Calvi, wearing a white shirt to match the choir’s attire, stands at the front of the stage for the start of the second song and unleashes a series of blistering guitar notes with such fluid ease she effortlessly debunks the ridiculous myth that the guitar is a man’s instrument, a subject that has rightly vexed her. It’s one of many times tonight she gets completely lost in the music, the choir join her and they drift into “Blackout” which sounds incredibly cinematic. Her songs were born for this type of interpretation.

With “Suzanne and I” the composed restraint is unshackled; with the choir looking into the whites of the audience’s eyes. It ends with her voice spiralling into the heavens and if there wasn’t a roof in the venue you could imagine the final vocal flourish making its way to the moon. It’s that good.

A cover of Bruce Springsteen’s “Fire” sees Calvi taking the lyric and making it sound like something she could have written herself, with the sensuality of the line "You can’t hide your desire, when we kiss, oh, fire" sounding full of longing, emotion and delight. The choir’s conductor sombrely stares into the audience with his hands clasped and it feels like a religious rite is taking place on the stage.

And then one of the things the whole room was hoping to happen comes to pass. Dressed all in white, Byrne joins Calvi to sing their collaboration “Strange Weather”. Standing side by side they look majestic; there’s a wonderfully natural rapport to their singing. Calvi doesn’t seem remotely cowed performing with a living legend and given the mesmerising nature of her stagecraft, why should she?

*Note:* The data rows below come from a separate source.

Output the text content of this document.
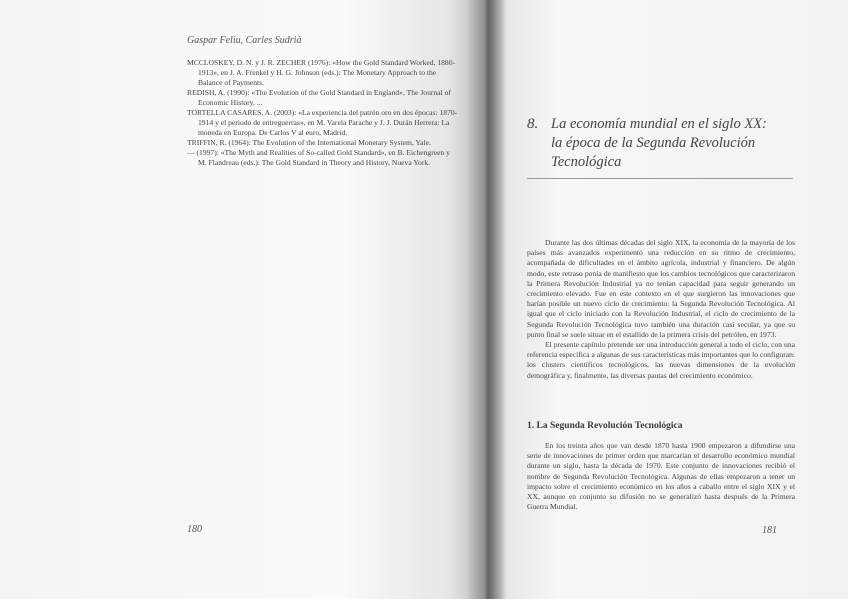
Gaspar Feliu, Carles Sudrià

MCCLOSKEY, D. N. y J. R. ZECHER (1976): «How the Gold Standard Worked, 1880-1913», en J. A. Frenkel y H. G. Johnson (eds.): The Monetary Approach to the Balance of Payments.

REDISH, A. (1990): «The Evolution of the Gold Standard in England», The Journal of Economic History, ...

TORTELLA CASARES, A. (2003): «La experiencia del patrón oro en dos épocas: 1870-1914 y el periodo de entreguerras», en M. Varela Parache y J. J. Durán Herrera: La moneda en Europa. De Carlos V al euro, Madrid.

TRIFFIN, R. (1964): The Evolution of the International Monetary System, Yale.

— (1997): «The Myth and Realities of So-called Gold Standard», en B. Eichengreen y M. Flandreau (eds.): The Gold Standard in Theory and History, Nueva York.

180
8. La economía mundial en el siglo XX:
la época de la Segunda Revolución
Tecnológica

Durante las dos últimas décadas del siglo XIX, la economía de la mayoría de los países más avanzados experimentó una reducción en su ritmo de crecimiento, acompañada de dificultades en el ámbito agrícola, industrial y financiero. De algún modo, este retraso ponía de manifiesto que los cambios tecnológicos que caracterizaron la Primera Revolución Industrial ya no tenían capacidad para seguir generando un crecimiento elevado. Fue en este contexto en el que surgieron las innovaciones que harían posible un nuevo ciclo de crecimiento: la Segunda Revolución Tecnológica. Al igual que el ciclo iniciado con la Revolución Industrial, el ciclo de crecimiento de la Segunda Revolución Tecnológica tuvo también una duración casi secular, ya que su punto final se suele situar en el estallido de la primera crisis del petróleo, en 1973.

El presente capítulo pretende ser una introducción general a todo el ciclo, con una referencia específica a algunas de sus características más importantes que lo configuran: los clusters científicos tecnológicos, las nuevas dimensiones de la evolución demográfica y, finalmente, las diversas pautas del crecimiento económico.

1. La Segunda Revolución Tecnológica

En los treinta años que van desde 1870 hasta 1900 empezaron a difundirse una serie de innovaciones de primer orden que marcarían el desarrollo económico mundial durante un siglo, hasta la década de 1970. Este conjunto de innovaciones recibió el nombre de Segunda Revolución Tecnológica. Algunas de ellas empezaron a tener un impacto sobre el crecimiento económico en los años a caballo entre el siglo XIX y el XX, aunque en conjunto su difusión no se generalizó hasta después de la Primera Guerra Mundial.

181
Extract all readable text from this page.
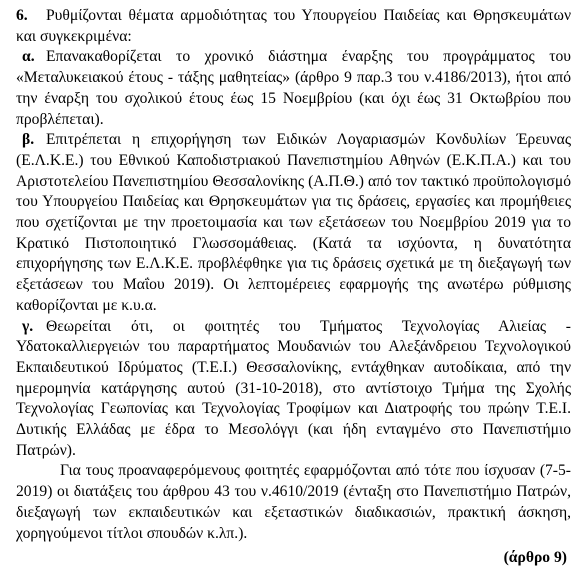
6. Ρυθμίζονται θέματα αρμοδιότητας του Υπουργείου Παιδείας και Θρησκευμάτων και συγκεκριμένα:

α. Επανακαθορίζεται το χρονικό διάστημα έναρξης του προγράμματος του «Μεταλυκειακού έτους - τάξης μαθητείας» (άρθρο 9 παρ.3 του ν.4186/2013), ήτοι από την έναρξη του σχολικού έτους έως 15 Νοεμβρίου (και όχι έως 31 Οκτωβρίου που προβλέπεται).

β. Επιτρέπεται η επιχορήγηση των Ειδικών Λογαριασμών Κονδυλίων Έρευνας (Ε.Λ.Κ.Ε.) του Εθνικού Καποδιστριακού Πανεπιστημίου Αθηνών (Ε.Κ.Π.Α.) και του Αριστοτελείου Πανεπιστημίου Θεσσαλονίκης (Α.Π.Θ.) από τον τακτικό προϋπολογισμό του Υπουργείου Παιδείας και Θρησκευμάτων για τις δράσεις, εργασίες και προμήθειες που σχετίζονται με την προετοιμασία και των εξετάσεων του Νοεμβρίου 2019 για το Κρατικό Πιστοποιητικό Γλωσσομάθειας. (Κατά τα ισχύοντα, η δυνατότητα επιχορήγησης των Ε.Λ.Κ.Ε. προβλέφθηκε για τις δράσεις σχετικά με τη διεξαγωγή των εξετάσεων του Μαΐου 2019). Οι λεπτομέρειες εφαρμογής της ανωτέρω ρύθμισης καθορίζονται με κ.υ.α.

γ. Θεωρείται ότι, οι φοιτητές του Τμήματος Τεχνολογίας Αλιείας - Υδατοκαλλιεργειών του παραρτήματος Μουδανιών του Αλεξάνδρειου Τεχνολογικού Εκπαιδευτικού Ιδρύματος (Τ.Ε.Ι.) Θεσσαλονίκης, εντάχθηκαν αυτοδίκαια, από την ημερομηνία κατάργησης αυτού (31-10-2018), στο αντίστοιχο Τμήμα της Σχολής Τεχνολογίας Γεωπονίας και Τεχνολογίας Τροφίμων και Διατροφής του πρώην Τ.Ε.Ι. Δυτικής Ελλάδας με έδρα το Μεσολόγγι (και ήδη ενταγμένο στο Πανεπιστήμιο Πατρών).

Για τους προαναφερόμενους φοιτητές εφαρμόζονται από τότε που ίσχυσαν (7-5-2019) οι διατάξεις του άρθρου 43 του ν.4610/2019 (ένταξη στο Πανεπιστήμιο Πατρών, διεξαγωγή των εκπαιδευτικών και εξεταστικών διαδικασιών, πρακτική άσκηση, χορηγούμενοι τίτλοι σπουδών κ.λπ.).

(άρθρο 9)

The choir leave their microphones and surround Calvi in a tight cluster as an electronic pulse throbs alongside the bass drum to herald her cover of Suicide’s “Ghost Rider” which is an absorbing treat interspersed with deliciously mercurial slide guitar. As it ends she rightly receives a standing ovation.

For the encore "Jezebel" she ramps up the theatre and matches the grandeur of Edith Piaf’s version. The way her voice veers into falsetto is astonishing and with the final flourish she works the word "Jezebel" through a range of notes with which reminds me of the similar power of Scott Walker’s masterful singing on “The Seventh Seal”.

Closing with the rarely played “The Bridge”, the choir sing a lament in Latin whilst Calvi stands stock still, looking upwards. The breath-taking choir build a mood of beautiful intensity and finally Calvi joins them. The song fades out into a filigree of hushed singing and they depart to another standing ovation.

Tonight Anna Calvi embraced flamenco, rock, blues and opera and seamlessly fused those genres to a choral approach, surrendering herself to the themes of the music, both emotionally and physically. In the process she delivered a performance that was as jaw-dropping as it was magical.